Was viele übersehen ist, dass die Subvention mit dem Verbrauch steigt: Wer viel Diesel verbraucht, erhält viele Leistungen. Die bayerischen Vollerwerbsbetriebe haben im Schnitt nur 2.279 Euro erhalten, wohingegen Betriebe in Mecklenburg-Vorpommern aufgrund ihrer Größe im Schnitt mehr als das Dreifache bekommen haben. Großbetriebe in Form juristischer Personen – sprich: Landwirtschaftskonzerne – wurden mit durchschnittlich 26.620 Euro subventioniert.

 

Das heißt auf meine Region heruntergebrochen, meine oberfränkischen Nebenerwerbslandwirte demonstrieren morgen dafür, dass Großbetriebe und Landwirtschaftskonzerne ein zigfaches ihrer Förderung behalten. Im Gegenzug sorgen die großen Produktionseinheiten mit ihrem Ertrag dafür, dass die Preise für alle Güter auf dem Markt tendenziell sinken. Und am Ende sind es die Großbetriebe, die nicht selten die kleineren Wettbewerber aufkaufen. Das wäre in etwa so, wie wenn ein Tante-Emma-Laden für den Erhalt von Subventionen für den Discounter demonstriert, der ihn am Ende die Existenz kostet.

 

Warum demonstrieren die Landwirte nicht für eine höhere Umverteilungsprämie? Warum setzen sich die Verbände nicht für ihre Kleinbetriebe stärker ein? Warum wird nicht vor den Konzernzentralen der Discounter gestreikt, die den Erzeugern immer niedrigere Preise diktieren? Stattdessen demonstriert man gegen eine Bundesregierung und macht sich in Teilen mit einer AfD gemein, die aus der EU austreten und alle Subventionen per se abschaffen möchte. Das wäre wirklich der Tod der Landwirtschaft.

 

Gleichzeitig freuen sich die Landwirte über eine große Solidarität in der Bevölkerung. Aber wo ist denn diese Solidarität und die Wertschätzung im Alltag? Wer kauft denn wirklich direkt vom Landwirt oder regional? Und wer greift im Regal lieber zum Billigimport? Wie oft wird denn gegen neue Ställe oder Kuhglocken geklagt? Wie oft werden Landwirte denn angepöbelt, wenn sie Gülle ausgefahren haben und es nach „Landluft“ riecht? Oder wenn sie im Straßenverkehr in der Erntezeit als Hindernis wahrgenommen werden?

 

Wenn morgen demonstriert wird, wenn morgen Menschen sich aus welchen Gründen auch immer solidarisieren, dann wird diese Beweggründe niemand wahrnehmen. Sie alle werden demonstrieren, dass Großbetriebe ihre Subventionen behalten. Egal, ob sie vom Umsturz träumen oder einfach verdrossen sind von der Politik oder der Regierung.
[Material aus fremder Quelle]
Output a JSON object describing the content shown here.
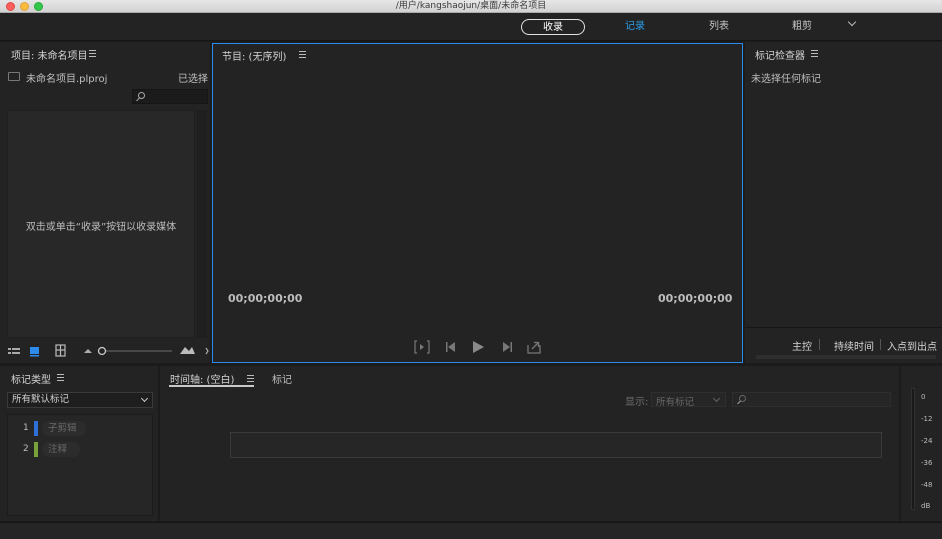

Das wird den kleinen Landwirten nicht helfen. Es wird der Landwirtschaft insgesamt nicht helfen. Es wird kein Problem lösen. Vielleicht sollten wir doch die Kirche im Dorf lassen. Und wieder auf die Fakten schauen. Dann stellen wir fest, dass die Wahrheit zwischen „Die Ampel killt den Bauernstand!“ und „Die Sonne scheint, der Regen fällt, der Bauer schreit nach Steuergeld!“ liegt.